Designing an effective online course can be challenging.  It’s simply not enough to take curriculum designed for traditional classrooms and shove on an LMS.  That will fail.  Group work can be more challenging as well as discussions.  Also, the camaraderie and sense of community that naturally spring into existence is by no means naturally occurring in online environment.  Instructors need to have additional activities at each stage of the course and require specific participation to build the community.  Online learners are behind the digital wall of anonymity and usually will not connect with peers without some bit of coaxing and participation in activities designed for students to get to know each other and bond.  Additionally, instructors have to develop different ways to conduct formative evaluation.  They can’t pick up on body language, blank stares, or vocal tones to surmise if students are “getting it.”  They have to create quizzes, monitor discussion boards, and create assignments designed to gauge understanding.   With my current position being completely synchronous, it’s still imperative to have these activities and little quizzes and polls.  Even though I can hear their voices and they can converse amongst themselves, the digital wall is still there and it takes a little more work to climb it.
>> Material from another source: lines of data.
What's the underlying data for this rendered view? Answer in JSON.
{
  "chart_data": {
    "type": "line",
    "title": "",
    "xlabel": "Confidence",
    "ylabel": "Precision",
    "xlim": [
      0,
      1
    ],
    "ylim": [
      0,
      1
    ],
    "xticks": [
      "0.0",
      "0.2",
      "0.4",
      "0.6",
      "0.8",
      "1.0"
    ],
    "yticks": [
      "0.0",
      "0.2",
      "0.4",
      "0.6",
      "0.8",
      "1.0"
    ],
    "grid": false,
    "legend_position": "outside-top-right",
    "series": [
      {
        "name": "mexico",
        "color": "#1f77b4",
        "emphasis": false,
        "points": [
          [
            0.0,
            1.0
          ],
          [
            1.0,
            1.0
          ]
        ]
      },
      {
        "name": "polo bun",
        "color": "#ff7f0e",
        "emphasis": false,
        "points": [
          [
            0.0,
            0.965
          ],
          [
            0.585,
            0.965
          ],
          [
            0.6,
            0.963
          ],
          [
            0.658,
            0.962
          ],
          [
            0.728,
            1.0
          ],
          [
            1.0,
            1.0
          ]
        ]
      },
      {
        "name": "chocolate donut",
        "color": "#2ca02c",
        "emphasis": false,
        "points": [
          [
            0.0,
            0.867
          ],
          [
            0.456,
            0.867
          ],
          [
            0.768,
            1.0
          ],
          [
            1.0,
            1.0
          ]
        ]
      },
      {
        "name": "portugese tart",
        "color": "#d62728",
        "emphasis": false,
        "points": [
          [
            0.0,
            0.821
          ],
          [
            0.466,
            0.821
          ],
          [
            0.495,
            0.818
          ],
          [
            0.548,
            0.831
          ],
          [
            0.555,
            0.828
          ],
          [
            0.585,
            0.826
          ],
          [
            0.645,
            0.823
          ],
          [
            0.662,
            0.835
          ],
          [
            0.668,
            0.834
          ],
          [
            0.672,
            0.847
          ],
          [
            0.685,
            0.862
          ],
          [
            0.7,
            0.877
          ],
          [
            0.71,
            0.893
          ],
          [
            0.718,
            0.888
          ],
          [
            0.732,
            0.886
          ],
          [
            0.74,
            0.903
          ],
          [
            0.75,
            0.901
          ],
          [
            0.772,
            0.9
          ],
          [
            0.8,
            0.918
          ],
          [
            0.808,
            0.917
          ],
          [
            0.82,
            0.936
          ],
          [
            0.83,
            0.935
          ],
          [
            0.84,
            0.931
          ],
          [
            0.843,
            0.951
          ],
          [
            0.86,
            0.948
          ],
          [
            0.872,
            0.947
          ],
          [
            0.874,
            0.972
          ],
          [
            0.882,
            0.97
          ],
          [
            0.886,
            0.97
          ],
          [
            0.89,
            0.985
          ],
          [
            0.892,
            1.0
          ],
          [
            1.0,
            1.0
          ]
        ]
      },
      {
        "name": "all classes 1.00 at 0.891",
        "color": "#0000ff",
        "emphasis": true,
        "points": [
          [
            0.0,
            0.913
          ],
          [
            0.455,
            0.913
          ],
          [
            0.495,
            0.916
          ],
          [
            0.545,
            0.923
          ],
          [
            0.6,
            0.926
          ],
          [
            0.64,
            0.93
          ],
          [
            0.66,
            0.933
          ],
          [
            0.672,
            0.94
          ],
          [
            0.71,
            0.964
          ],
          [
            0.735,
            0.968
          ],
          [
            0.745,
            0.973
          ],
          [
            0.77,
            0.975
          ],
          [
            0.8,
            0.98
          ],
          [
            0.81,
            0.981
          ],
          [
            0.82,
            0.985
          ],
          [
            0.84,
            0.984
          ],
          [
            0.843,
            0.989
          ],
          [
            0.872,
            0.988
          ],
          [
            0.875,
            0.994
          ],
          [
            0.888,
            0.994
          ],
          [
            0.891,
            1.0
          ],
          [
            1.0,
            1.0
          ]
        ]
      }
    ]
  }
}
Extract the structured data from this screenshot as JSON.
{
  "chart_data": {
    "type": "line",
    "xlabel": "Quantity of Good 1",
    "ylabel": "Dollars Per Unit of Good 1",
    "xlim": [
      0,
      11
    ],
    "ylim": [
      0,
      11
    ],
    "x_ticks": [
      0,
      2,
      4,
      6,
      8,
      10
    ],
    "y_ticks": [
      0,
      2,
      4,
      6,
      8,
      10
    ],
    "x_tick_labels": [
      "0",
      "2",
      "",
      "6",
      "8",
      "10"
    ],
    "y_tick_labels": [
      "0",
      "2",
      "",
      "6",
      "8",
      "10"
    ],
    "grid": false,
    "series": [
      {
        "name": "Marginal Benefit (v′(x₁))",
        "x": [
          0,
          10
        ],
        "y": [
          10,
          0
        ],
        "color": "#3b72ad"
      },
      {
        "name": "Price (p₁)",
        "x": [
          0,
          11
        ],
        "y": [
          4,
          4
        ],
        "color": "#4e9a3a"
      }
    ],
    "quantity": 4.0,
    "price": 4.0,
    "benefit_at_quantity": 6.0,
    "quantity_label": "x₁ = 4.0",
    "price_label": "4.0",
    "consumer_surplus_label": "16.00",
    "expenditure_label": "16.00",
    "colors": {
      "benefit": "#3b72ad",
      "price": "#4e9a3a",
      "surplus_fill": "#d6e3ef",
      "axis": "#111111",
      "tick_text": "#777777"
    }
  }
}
Assignments have to be approached differently as well.  Assignments and tasks that are routine in a traditional classroom have to be redesigned.  For example “come and write that on the board” can’t happen in the digital world, so we might use a discussion board with prompts instead.    So I guess, the effective online class would incorporate methods to build community and camaraderie, more formative assessment that does not include observation since observation is not directly possible, and a redesign of curriculum so that the activities, including group work, work and are effective in an online setting.